Александров подошел к доске (и все сразу узнали походку Колосова), вынул из кармана тщательно очищенный по колосовской манере мелок, завернутый аккуратно в чистую белую бумагу, и (все даже вздрогнули) совершенно колосовским, стеклянным голосом громко объявил:
– Двойной траверс.
Он чертил замечательно скоро и уверенно. Линии у него выходили тоньше, чем у Колосова, и менее выпуклы, но так же красивы. Окончив чертеж и подписав все цифры, Александров со спокойной отчетливостью назвал все линии и все размеры, не произнеся ни одного лишнего слова, не сделав ни одного ненужного движения, спрятал мелок в карман и по-строевому вытянулся, глядя в холодные глаза полковника.
Колосов помолчал. Впервые юнкера увидели на его каменном лице что-то похожее на удивление.
– Почему же раньше, – спросил он, – почему раньше ваши чертежи были похожи на какие-то пейзажи и вы постоянно путались в названиях и цифрах? Что такое с вами сделалось?
– Я просто решил следовать до мельчайших подробностей вашим урокам, господин полковник.
– А может быть, вам надоели постоянные единицы?
– Отчасти, господин полковник.
– Гмм. Теперь вы меня поставили в очень неудобное положение. Поставить вам двенадцать я не могу, ибо это знак абсолютного совершенства, какого в мире не существует. Одиннадцать – это самый высший балл, на который знаю фортификацию только я. Поэтому не обижайтесь, что на этот раз я поставлю вам только десять. Можете сесть.
Это была большая победа, окрылившая Александрова. После нее он сделался лучшим фортификатором во всем училище и всегда говорил, что фортификация – простейшая из военных наук.
Текло время. Любовные раны зажили, огорчения рассеялись, самолюбие успокоилось, бывшие любовные восторги оказались наивной детской игрой, и вскоре Александровым овладела настоящая большая любовь, память о которой осталась надолго, на всю его жизнь…

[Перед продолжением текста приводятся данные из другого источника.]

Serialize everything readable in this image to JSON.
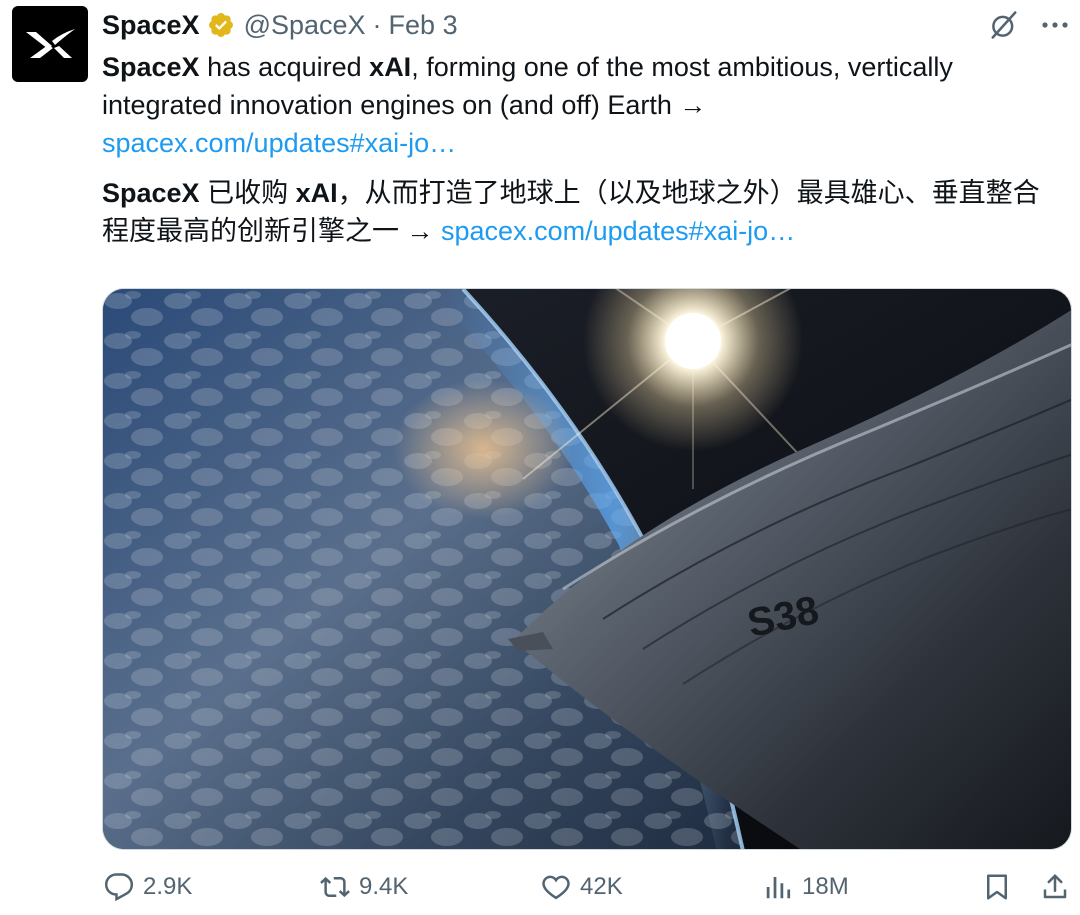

Выветрилось понемножку и позорное сознание о злой неудаче в литературе. Верный инстинкт подсказал Александрову доброе противоядие: он опять вернулся к рисованию и живописи. Во все отпускные дни (а их теперь стало гораздо больше после победы над Колосовым) он ходил в Третьяковскую галерею, Строгановскую школу, в Училище живописи и ваяния или брал уроки у Петра Ивановича Шмелькова [Шмельков – талантливый рисовальщик. Он забыт современными русскими художниками. См. о нем монографию, написанную французским писателем Denis Roches. (Прим. автора.]). Множество картонов и блокнотов истратил он, делая портретные изображения карандашом, углем и акварелью со своих товарищей, начальников и учителей. Эта работа спорилась послушно и приятно. Новый клин окончательно вышиб клин старый.

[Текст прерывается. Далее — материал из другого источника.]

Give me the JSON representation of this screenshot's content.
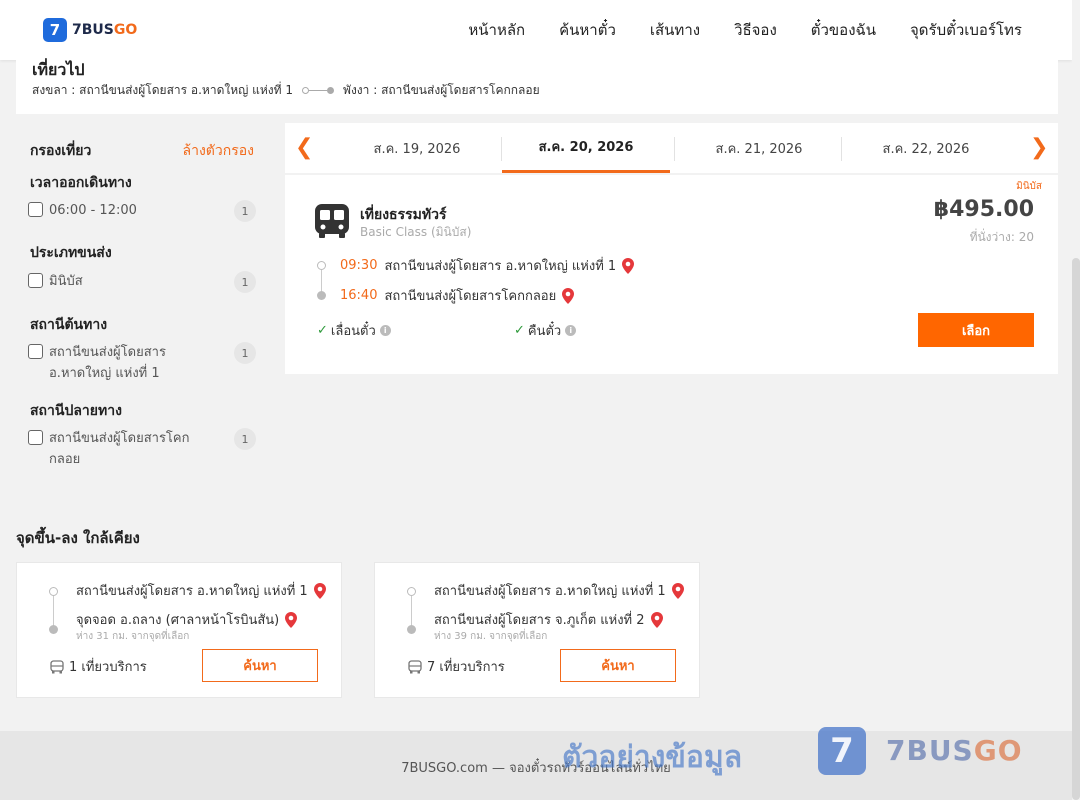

Между прочим, подходило понемногу время первого для фараонов лагерного сбора. Кончились экзамены. Старший курс перестал учиться верховой езде в училищном манеже. Господа обер-офицеры стали мягче и доступнее в обращении с фараонами. Потом курсовые офицеры начали подготовлять младшие курсы к настоящей боевой стрельбе полными боевыми патронами. В правом крыле училищного плаца находился свой собственный тир для стрельбы, узкий, но довольно длинный, шагов в сорок, наглухо огороженный от Пречистенского бульвара.
Туда каждый день с утра до вечера водили молодых юнкеров поочередно, по четыре, на стрельбу, следили за тем, чтобы юнкер при выстреле не зажмуривался, не вздрагивал при отдаче, глядел бы точно на мушку сквозь прорезь прицела и нажимал бы спуск не рывком, но плавным движением.
В другом конце тира ставились картонные мишени с концентрическими черными окружностями, попадать надо было в центральный сплошной кружок. Благодаря малости помещения выстрелы были страшно оглушительны, от этого юнкера подолгу ходили со звоном в голове и ушах и едва слышали лекции и даже командные слова.
Но еще труднее с непривычки была чересчур сильная отдача ложа в плечо при выстреле. Она была так быстра и тяжела, что, ударяясь в тринадцатифунтовую берданку, чуть не валит начинающего стрелка с ног. Оттого-то у всех фараонов теперь правое плечо и правая ключица в синяках и по ночам ноют.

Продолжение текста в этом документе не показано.